去年春天,我升职成财务总监,月薪涨到三万五,终于有能力加快存钱计划。我办了一张单独的银行卡,绑定我妈的手机号,密码是她的生日,每个月发薪后固定转五万进去。我想等存够一百万,就回家告诉他们,让他们把五金店关了,好好在家养老,冬天去海南避寒,夏天去青岛看海,不用再守着那间满是铁锈味的小店。
中秋前一周,我去商场给爸妈买礼物。给我爸挑了件羊毛衫,深灰色,摸起来软软的——他总说冬天冷,穿再多都觉得风往骨头里钻;给我妈买了套护肤品,是她上次视频里羡慕邻居阿姨用的牌子,她当时说“太贵了,我这老脸不用这么好的”,可眼睛里的渴望我看得清清楚楚;还买了两盒苏式月饼,是他们爱吃的豆沙馅,我记得小时候中秋,爸妈只舍得买一块,切成三块,我和林强各一块,剩下的给奶奶。

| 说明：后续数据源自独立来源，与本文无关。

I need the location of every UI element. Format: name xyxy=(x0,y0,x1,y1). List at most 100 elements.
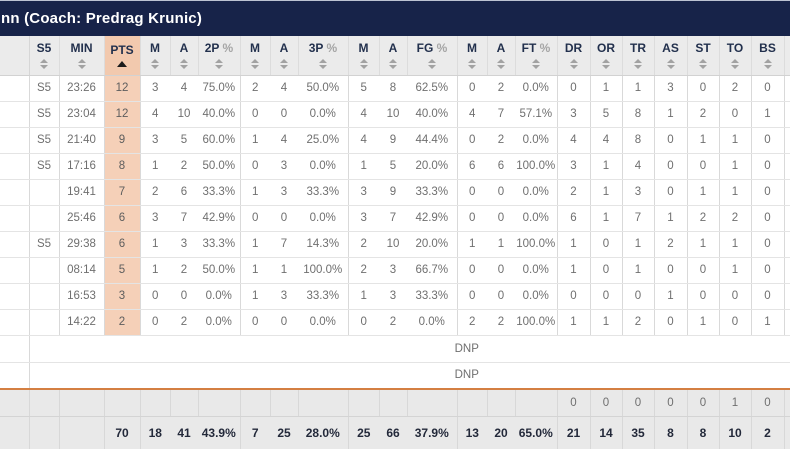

出发前一天晚上,我把银行卡放进钱包的内袋,紧贴着胸口。我想象着爸妈看到礼物的样子:我妈会一边埋怨我乱花钱,一边偷偷抹眼泪;我爸会憨笑着把羊毛衫套在身上,在镜子前转两圈;林强或许会凑过来说“姐,还是你厉害”——那时候,我再把银行卡拿出来,告诉他们“这是给你们存的养老钱,以后不用再辛苦了”。
高铁上,我靠着窗户打盹,梦里都是老家的样子:五金店门口的老槐树、我妈在厨房炖糖醋排骨的香味、我爸坐在门槛上抽烟的背影。醒来时,高铁正穿过江淮平原,金黄的稻田在阳光下翻滚,离老家越来越近,我的心也越来越慌——不是紧张,是期待,期待给爸妈一个惊喜,期待他们能过上安稳的日子。
二、车库里的奔驰与“五千万业务”的泡沫
下午三点,高铁抵达县城高铁站。我刚出站台,就看见我爸站在出口处,穿着我去年给他买的深蓝色夹克,手里举着个硬纸板,上面用马克笔写着“接女儿林薇”,字歪歪扭扭的,却很显眼。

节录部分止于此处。